Mads Enggaard, viewing Room Producer in 2017, explained that the second visit to the viewing room is more about fine-tuning, but it can be challenging to ensure that all participating countries are satisfied. "We have big discussion in here," he said with a laugh. "Usually in the first round there are lots of changes but by the time it comes to the second round it's about adding the final touches."
The artists take time to adjust to their surroundings and get to know the stage. It is also the first time that the delegations see the staging, lighting and choreography united with their performers, and hear how their own vocals sound in the in-ear monitors and through the actual sound channels that will be broadcast during the live shows.
Once the performance review is over, artists will talk to the hair and make-up team to ensure that they look their best for the live shows. They also meet with the contest's digital team and pay a visit to the Press Centre for a meet-and-greet with international press and fans.
How many countries rehearse per day?
The first round of rehearsals takes about five days to complete. The first two days are blocked for all countries who take part in the first Semi-Final, the next two are filled with the countries taking part in the second Semi-Final and, on the fifth day, the so-called Big 5 and host country rehearse for the first time. Around eight countries rehearse each day, depending on how many countries take part in that particular year and how many will perform in each Semi-Final.

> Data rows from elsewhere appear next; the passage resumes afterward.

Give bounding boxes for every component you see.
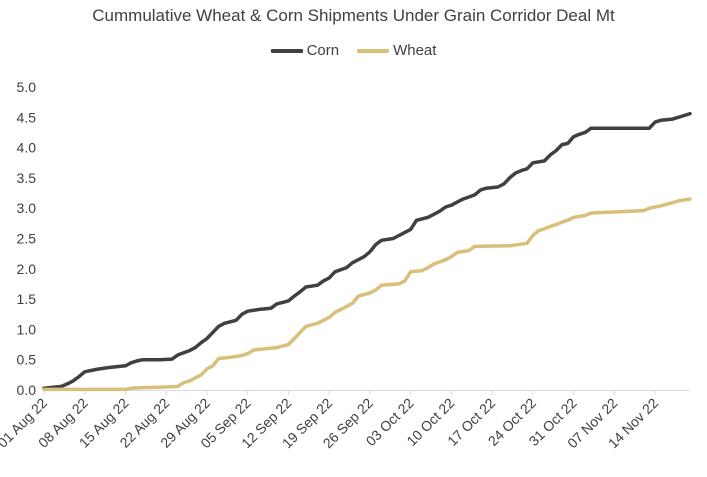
y-tick-label: 0.0	[17, 382, 37, 398]
y-tick-label: 2.0	[17, 261, 37, 277]
series-line-corn	[42, 111, 692, 390]
series-line-wheat	[42, 197, 692, 392]
legend-swatch-wheat	[357, 48, 390, 53]
legend-label-corn: Corn	[306, 42, 340, 59]
y-tick-label: 3.0	[17, 200, 37, 216]
y-tick-label: 5.0	[17, 79, 37, 95]
chart-title: Cummulative Wheat & Corn Shipments Under…	[92, 6, 615, 25]
legend-swatch-corn	[270, 48, 303, 53]
y-tick-label: 3.5	[17, 170, 37, 186]
y-tick-label: 0.5	[17, 352, 37, 368]
legend-item-wheat: Wheat	[357, 42, 436, 59]
legend: Corn Wheat	[0, 42, 707, 59]
y-tick-label: 2.5	[17, 231, 37, 247]
legend-item-corn: Corn	[270, 42, 340, 59]
y-tick-label: 1.0	[17, 321, 37, 337]
legend-label-wheat: Wheat	[393, 42, 437, 59]
y-tick-label: 4.5	[17, 109, 37, 125]
y-tick-label: 4.0	[17, 140, 37, 156]
y-tick-label: 1.5	[17, 291, 37, 307]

During the first rehearsal, each delegation also meets with the key people on the production team, as well as the EBU Executive Supervisor, who ensures all acts are being treated equally and according to the Rules.

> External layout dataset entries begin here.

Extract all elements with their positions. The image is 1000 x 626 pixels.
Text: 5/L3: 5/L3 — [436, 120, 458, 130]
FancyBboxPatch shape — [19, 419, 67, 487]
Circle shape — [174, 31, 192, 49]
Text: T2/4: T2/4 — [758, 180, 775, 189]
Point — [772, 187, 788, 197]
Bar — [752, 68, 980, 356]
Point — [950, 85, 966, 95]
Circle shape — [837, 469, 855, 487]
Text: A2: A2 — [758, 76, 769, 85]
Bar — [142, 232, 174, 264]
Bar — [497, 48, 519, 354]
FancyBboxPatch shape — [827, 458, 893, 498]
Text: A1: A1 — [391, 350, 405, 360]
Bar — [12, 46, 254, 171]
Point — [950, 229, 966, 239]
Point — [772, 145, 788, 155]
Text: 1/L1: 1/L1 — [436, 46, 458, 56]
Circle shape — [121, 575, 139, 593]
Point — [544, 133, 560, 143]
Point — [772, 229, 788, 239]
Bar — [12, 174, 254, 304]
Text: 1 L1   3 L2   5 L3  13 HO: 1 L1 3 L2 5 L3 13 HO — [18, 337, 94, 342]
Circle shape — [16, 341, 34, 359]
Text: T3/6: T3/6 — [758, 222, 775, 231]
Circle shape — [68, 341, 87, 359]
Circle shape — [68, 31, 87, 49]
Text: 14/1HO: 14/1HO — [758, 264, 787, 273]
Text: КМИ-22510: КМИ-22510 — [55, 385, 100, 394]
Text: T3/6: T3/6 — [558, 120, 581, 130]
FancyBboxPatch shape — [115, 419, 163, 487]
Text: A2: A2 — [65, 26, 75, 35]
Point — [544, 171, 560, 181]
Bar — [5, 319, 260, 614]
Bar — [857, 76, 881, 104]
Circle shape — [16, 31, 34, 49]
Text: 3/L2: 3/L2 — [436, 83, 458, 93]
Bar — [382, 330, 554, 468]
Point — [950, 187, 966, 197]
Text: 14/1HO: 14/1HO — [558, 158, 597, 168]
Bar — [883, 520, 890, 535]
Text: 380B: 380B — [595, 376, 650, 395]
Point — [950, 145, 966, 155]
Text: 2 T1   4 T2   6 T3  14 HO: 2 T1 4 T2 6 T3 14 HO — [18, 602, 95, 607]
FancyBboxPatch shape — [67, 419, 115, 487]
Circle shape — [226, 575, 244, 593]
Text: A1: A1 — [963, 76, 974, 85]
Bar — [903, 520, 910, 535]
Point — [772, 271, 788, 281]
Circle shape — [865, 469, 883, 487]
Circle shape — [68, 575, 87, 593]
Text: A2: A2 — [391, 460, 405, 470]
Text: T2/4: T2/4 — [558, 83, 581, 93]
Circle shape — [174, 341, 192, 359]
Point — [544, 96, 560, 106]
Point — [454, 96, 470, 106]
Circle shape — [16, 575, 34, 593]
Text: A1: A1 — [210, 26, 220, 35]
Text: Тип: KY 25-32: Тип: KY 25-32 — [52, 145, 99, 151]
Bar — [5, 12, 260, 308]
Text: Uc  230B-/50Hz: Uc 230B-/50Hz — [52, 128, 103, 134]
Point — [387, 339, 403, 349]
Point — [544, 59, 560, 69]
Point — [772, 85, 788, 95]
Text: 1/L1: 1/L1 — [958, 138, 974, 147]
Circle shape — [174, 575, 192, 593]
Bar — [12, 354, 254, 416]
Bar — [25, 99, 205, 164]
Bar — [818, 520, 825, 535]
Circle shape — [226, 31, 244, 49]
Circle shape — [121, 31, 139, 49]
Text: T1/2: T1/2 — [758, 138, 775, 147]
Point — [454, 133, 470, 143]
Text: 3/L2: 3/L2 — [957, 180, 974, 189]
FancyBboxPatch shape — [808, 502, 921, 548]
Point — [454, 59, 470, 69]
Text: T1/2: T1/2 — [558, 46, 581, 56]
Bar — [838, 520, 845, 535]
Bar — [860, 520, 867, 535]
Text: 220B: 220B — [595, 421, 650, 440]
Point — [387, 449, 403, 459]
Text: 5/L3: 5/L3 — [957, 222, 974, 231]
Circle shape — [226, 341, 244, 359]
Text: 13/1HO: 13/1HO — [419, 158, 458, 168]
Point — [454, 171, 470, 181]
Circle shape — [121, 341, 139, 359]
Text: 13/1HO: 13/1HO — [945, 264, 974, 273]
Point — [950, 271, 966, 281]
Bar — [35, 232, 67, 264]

Has a delegation ever made a complete staging change after the first rehearsal?
Björkman: "For sure that has happened. It’s not easy to come up with a solution, but it would be possible if the delegation and the producers work together. We have been this year fiddling about with Malta. They started out with one prop. We had difficulties getting the lighting right, so we tried it without the prop. Now we’re back to the prop. Normally, what would happen is that we’d try to make it a proper number by adjusting other things. The biggest changes can actually be in camera work; you can abandon a complete idea because it just doesn’t work on camera."

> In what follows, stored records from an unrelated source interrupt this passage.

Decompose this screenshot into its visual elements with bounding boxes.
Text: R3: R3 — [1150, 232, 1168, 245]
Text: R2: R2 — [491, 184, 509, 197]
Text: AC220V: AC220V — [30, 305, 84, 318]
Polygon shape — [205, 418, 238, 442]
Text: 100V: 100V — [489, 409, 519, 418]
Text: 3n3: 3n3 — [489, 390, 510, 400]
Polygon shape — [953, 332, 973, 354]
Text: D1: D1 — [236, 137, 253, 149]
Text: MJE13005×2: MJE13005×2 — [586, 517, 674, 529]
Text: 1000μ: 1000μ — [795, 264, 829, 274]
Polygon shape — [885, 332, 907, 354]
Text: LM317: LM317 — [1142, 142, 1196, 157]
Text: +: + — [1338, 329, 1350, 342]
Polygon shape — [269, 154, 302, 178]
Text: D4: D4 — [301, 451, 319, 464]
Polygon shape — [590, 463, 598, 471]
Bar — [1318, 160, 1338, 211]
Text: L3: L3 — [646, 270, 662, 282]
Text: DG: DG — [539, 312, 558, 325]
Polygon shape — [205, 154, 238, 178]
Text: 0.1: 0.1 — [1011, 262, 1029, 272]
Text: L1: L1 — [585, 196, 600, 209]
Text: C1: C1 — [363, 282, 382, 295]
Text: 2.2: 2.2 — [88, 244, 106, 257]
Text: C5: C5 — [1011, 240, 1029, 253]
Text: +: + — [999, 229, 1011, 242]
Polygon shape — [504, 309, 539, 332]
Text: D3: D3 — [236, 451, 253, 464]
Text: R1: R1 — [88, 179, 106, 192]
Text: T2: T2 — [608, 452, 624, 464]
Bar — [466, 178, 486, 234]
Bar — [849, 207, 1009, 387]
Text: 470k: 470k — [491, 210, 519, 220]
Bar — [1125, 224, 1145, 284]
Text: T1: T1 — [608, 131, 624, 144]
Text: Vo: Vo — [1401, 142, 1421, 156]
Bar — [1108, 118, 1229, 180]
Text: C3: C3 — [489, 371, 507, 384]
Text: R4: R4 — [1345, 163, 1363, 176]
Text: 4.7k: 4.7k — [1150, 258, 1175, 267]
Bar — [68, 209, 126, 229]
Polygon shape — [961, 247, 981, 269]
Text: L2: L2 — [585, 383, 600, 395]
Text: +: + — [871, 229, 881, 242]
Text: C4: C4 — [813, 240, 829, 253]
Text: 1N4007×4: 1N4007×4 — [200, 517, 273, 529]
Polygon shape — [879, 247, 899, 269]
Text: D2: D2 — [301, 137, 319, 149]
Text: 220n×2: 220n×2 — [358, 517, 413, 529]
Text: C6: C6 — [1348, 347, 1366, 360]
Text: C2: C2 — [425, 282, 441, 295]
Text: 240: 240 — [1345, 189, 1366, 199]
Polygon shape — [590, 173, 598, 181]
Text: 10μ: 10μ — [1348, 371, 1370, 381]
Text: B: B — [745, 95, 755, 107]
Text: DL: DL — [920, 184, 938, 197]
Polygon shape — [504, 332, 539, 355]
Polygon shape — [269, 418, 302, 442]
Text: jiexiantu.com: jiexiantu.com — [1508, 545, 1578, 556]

What can the public see from those first rehearsals?
First rehearsals are usually closed for the press, but Eurovision.tv covers them extensively with stories on each act, photo galleries and videos on the official YouTube channel. Check out the photo gallery below for a recap of first rehearsals from the past:
Before Salvador Sobral won for Portugal in 2018, his sister Luísa took the stage for the first rehearsals. She covered for her brother during many of the rehearsals, as Salvador himself could not be present in Kyiv for the full two weeks due to health issues he was facing:
Aside from showing you what happened on stage, we also show you what happened behind-the-scenes. For example, check out this Lisbon Today video from 2018:
We are as sad as you are not to be covering those exciting first rehearsals in the next coming days, but you can expect a lot of other great stories and videos instead! Eurovisioncalls with NikkieTutorials will begin on 4 May, leading up to the unique television broadcast, Eurovision: Europe Shine a Light, on 16 May.